With the ongoing confusion, we all wonder if the numbers presented hint at a permanent change in business goals and traveler behavior or if the current trends are short-lived reactions to an unstable market and travel conditions. Indeed, disruptions seem to have been everywhere in 2022: spikes in different COVID variants, chaos at airports that was followed suit by flight cancellations, a war in Europe, and almost global inflation.
The correct answer to when we return to “normal” in business travel might be “only time will tell,” but that does not help travel managers and enterprises that want to make informed decisions here and now to forge a better travel program.
Back to basics: What is business travel all about
With so many moving parts, we are all well advised to reflect on the unchanged, most basic function of business travel: to support business goals and enable business success. Whether these trips are to close sales, meet with existing customers, do implementations at the customers’ sites, bring your teams together, or enable unique learning and personal growth opportunities for your employees, each trip must add value to the business.
Whatever others may say differently, we firmly believe that if a trip’s business case is clear, every company will be ready to invest in it. Employees realizing the importance and business impact of the trip will be prepared to travel.
Benchmarking is great, but not everything
While benchmarking yourself against travel industry trends and your close competitors holds interesting insights, it keeps you in a reactive mode. Seeing what others are doing will not tell you how it worked out for them, and you will also have no guarantee that the same will work for your company. Benchmarking will tell you only a little about the why behind trends.
The answers come from within
Detecting your trends and analyzing your data is more relevant than ever and enables success for your company in a more viable way. After all, this is what travel managers, together with their TMCs, are asked to do – forging a travel program customized to a company’s specific business needs and preferences.

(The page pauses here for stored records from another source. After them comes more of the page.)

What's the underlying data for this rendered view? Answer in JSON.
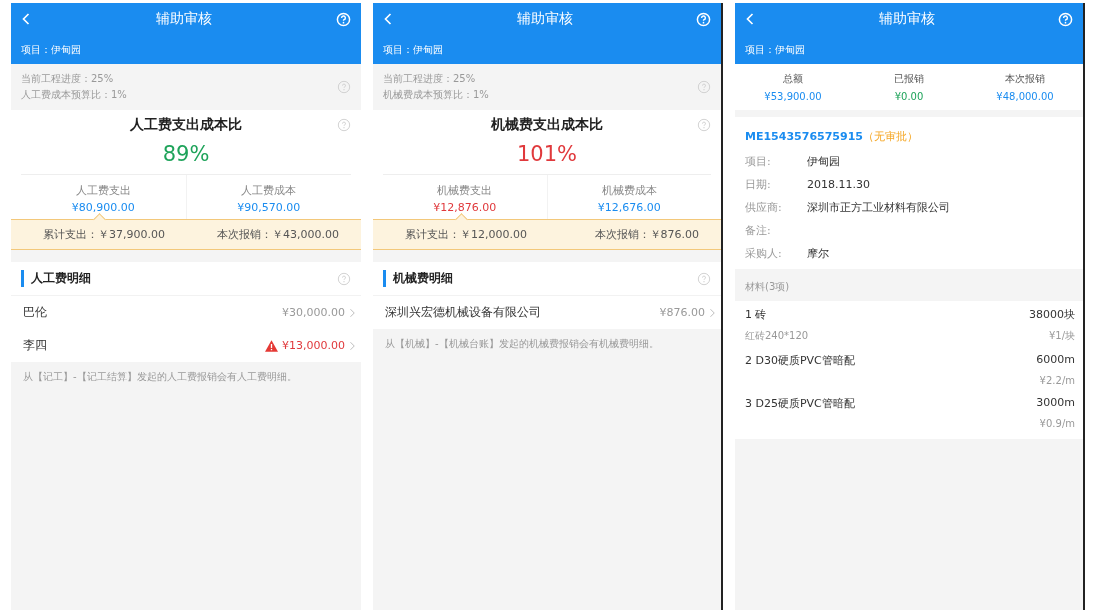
{
  "panels": [
    {
      "kind": "ratio",
      "title": "辅助审核",
      "project": "项目：伊甸园",
      "info": [
        "当前工程进度：25%",
        "人工费成本预算比：1%"
      ],
      "ratio_title": "人工费支出成本比",
      "ratio": "89%",
      "over_budget": false,
      "stats": [
        {
          "label": "人工费支出",
          "value": "¥80,900.00",
          "alert": false
        },
        {
          "label": "人工费成本",
          "value": "¥90,570.00",
          "alert": false
        }
      ],
      "summary": [
        "累计支出：￥37,900.00",
        "本次报销：￥43,000.00"
      ],
      "section": "人工费明细",
      "rows": [
        {
          "name": "巴伦",
          "amount": "¥30,000.00",
          "warning": false
        },
        {
          "name": "李四",
          "amount": "¥13,000.00",
          "warning": true
        }
      ],
      "note": "从【记工】-【记工结算】发起的人工费报销会有人工费明细。"
    },
    {
      "kind": "ratio",
      "title": "辅助审核",
      "project": "项目：伊甸园",
      "info": [
        "当前工程进度：25%",
        "机械费成本预算比：1%"
      ],
      "ratio_title": "机械费支出成本比",
      "ratio": "101%",
      "over_budget": true,
      "stats": [
        {
          "label": "机械费支出",
          "value": "¥12,876.00",
          "alert": true
        },
        {
          "label": "机械费成本",
          "value": "¥12,676.00",
          "alert": false
        }
      ],
      "summary": [
        "累计支出：￥12,000.00",
        "本次报销：￥876.00"
      ],
      "section": "机械费明细",
      "rows": [
        {
          "name": "深圳兴宏德机械设备有限公司",
          "amount": "¥876.00",
          "warning": false
        }
      ],
      "note": "从【机械】-【机械台账】发起的机械费报销会有机械费明细。"
    },
    {
      "kind": "purchase",
      "title": "辅助审核",
      "project": "项目：伊甸园",
      "totals": [
        {
          "label": "总额",
          "value": "¥53,900.00"
        },
        {
          "label": "已报销",
          "value": "¥0.00"
        },
        {
          "label": "本次报销",
          "value": "¥48,000.00"
        }
      ],
      "order_no": "ME1543576575915",
      "order_status": "（无审批）",
      "fields": [
        {
          "label": "项目:",
          "value": "伊甸园"
        },
        {
          "label": "日期:",
          "value": "2018.11.30"
        },
        {
          "label": "供应商:",
          "value": "深圳市正方工业材料有限公司"
        },
        {
          "label": "备注:"
        },
        {
          "label": "采购人:",
          "value": "摩尔"
        }
      ],
      "materials_title": "材料(3项)",
      "materials": [
        {
          "name": "1 砖",
          "qty": "38000块",
          "spec": "红砖240*120",
          "price": "¥1/块"
        },
        {
          "name": "2 D30硬质PVC管暗配",
          "qty": "6000m",
          "price": "¥2.2/m"
        },
        {
          "name": "3 D25硬质PVC管暗配",
          "qty": "3000m",
          "price": "¥0.9/m"
        }
      ]
    }
  ]
}
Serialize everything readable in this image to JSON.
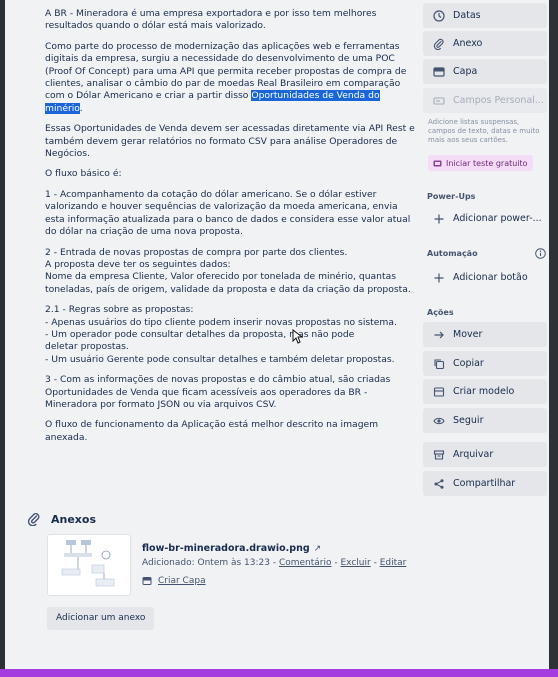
{
  "description": {
    "paragraphs": [
      "A BR - Mineradora é uma empresa exportadora e por isso tem melhores resultados quando o dólar está mais valorizado.",
      "Como parte do processo de modernização das aplicações web e ferramentas digitais da empresa, surgiu a necessidade do desenvolvimento de uma POC (Proof Of Concept) para uma API que permita receber propostas de compra de clientes, analisar o câmbio do par de moedas Real Brasileiro em comparação com o Dólar Americano e criar a partir disso ",
      "Essas Oportunidades de Venda devem ser acessadas diretamente via API Rest e também devem gerar relatórios no formato CSV para análise Operadores de Negócios.",
      "O fluxo básico é:",
      "1 - Acompanhamento da cotação do dólar americano. Se o dólar estiver valorizando e houver sequências de valorização da moeda americana, envia esta informação atualizada para o banco de dados e considera esse valor atual do dólar na criação de uma nova proposta.",
      "2 - Entrada de novas propostas de compra por parte dos clientes.",
      "A proposta deve ter os seguintes dados:",
      "Nome da empresa Cliente, Valor oferecido por tonelada de minério, quantas toneladas, país de origem, validade da proposta e data da criação da proposta.",
      "2.1 - Regras sobre as propostas:",
      "- Apenas usuários do tipo cliente podem inserir novas propostas no sistema.",
      "- Um operador pode consultar detalhes da proposta, mas não pode",
      "deletar propostas.",
      "- Um usuário Gerente pode consultar detalhes e também deletar propostas.",
      "3 - Com as informações de novas propostas e do câmbio atual, são criadas Oportunidades de Venda que ficam acessíveis aos operadores da BR - Mineradora por formato JSON ou via arquivos CSV.",
      "O fluxo de funcionamento da Aplicação está melhor descrito na imagem anexada."
    ],
    "highlight": "Oportunidades de Venda do minério",
    "after_highlight": "."
  },
  "attachments": {
    "header": "Anexos",
    "file_name": "flow-br-mineradora.drawio.png",
    "ext_icon": "↗",
    "meta_added": "Adicionado: Ontem às 13:23 - ",
    "meta_comment": "Comentário",
    "meta_sep1": " - ",
    "meta_delete": "Excluir",
    "meta_sep2": " - ",
    "meta_edit": "Editar",
    "make_cover": "Criar Capa",
    "add_button": "Adicionar um anexo"
  },
  "sidebar": {
    "add_to_card": [
      {
        "label": "Datas",
        "icon": "clock-icon"
      },
      {
        "label": "Anexo",
        "icon": "paperclip-icon"
      },
      {
        "label": "Capa",
        "icon": "card-cover-icon"
      },
      {
        "label": "Campos Personal...",
        "icon": "custom-fields-icon"
      }
    ],
    "note": "Adicione listas suspensas, campos de texto, datas e muito mais aos seus cartões.",
    "trial_button": "Iniciar teste gratuito",
    "powerups_title": "Power-Ups",
    "powerups_add": "Adicionar power-...",
    "automation_title": "Automação",
    "automation_add": "Adicionar botão",
    "actions_title": "Ações",
    "actions": [
      {
        "label": "Mover",
        "icon": "arrow-right-icon"
      },
      {
        "label": "Copiar",
        "icon": "copy-icon"
      },
      {
        "label": "Criar modelo",
        "icon": "template-icon"
      },
      {
        "label": "Seguir",
        "icon": "eye-icon"
      },
      {
        "label": "Arquivar",
        "icon": "archive-icon"
      },
      {
        "label": "Compartilhar",
        "icon": "share-icon"
      }
    ]
  },
  "colors": {
    "highlight_bg": "#1a66d9",
    "modal_bg": "#f1f2f4",
    "button_bg": "#e4e6ea",
    "trial_bg": "#f4dcf6",
    "bottom_bar": "#a43ce0"
  }
}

Checking one’s own data can look for trends like:
Is the one-day trip dead at your company?
If trips are more extended, how does it reflect on your flight and hotel shares in the budget?
Are trips longer because of more effective planning which combines business activities or because of “bleisure” trips?
Have destinations changed, and will the new destinations be as important in a year as they are now?
For other answers, close cooperation across business units and departments and a tight alignment with business goals and your management will be required. Are expansions planned, has a new market opened, have processes or employee numbers permanently changed? In addition, give your road travelers a voice as well. Listen to them to find out why some are less ready to travel or want to change how they travel.
Your analyses might show you a familiar picture or detect unforeseen changes. Whatever the data shows, it will always take a person with intimate knowledge about your company to discover the why behind those changes or consistencies.
Regardless of trends, keeping costs low always makes sense
More than ever, business travel is seen through the lens of return on investment. Keeping the cost of trips low to enable your budget to go further or to be less exposed to spiking prices always makes sense. A lot of time and negotiations go into getting the best deals for your travelers. But in times of dynamic pricing and price volatility, negotiated fares and rates don’t always get you the best pricing.
Here travel spend optimization comes into play: automated, innovative price assurance across airfares and hotel prices can make business travel bring in a higher ROI.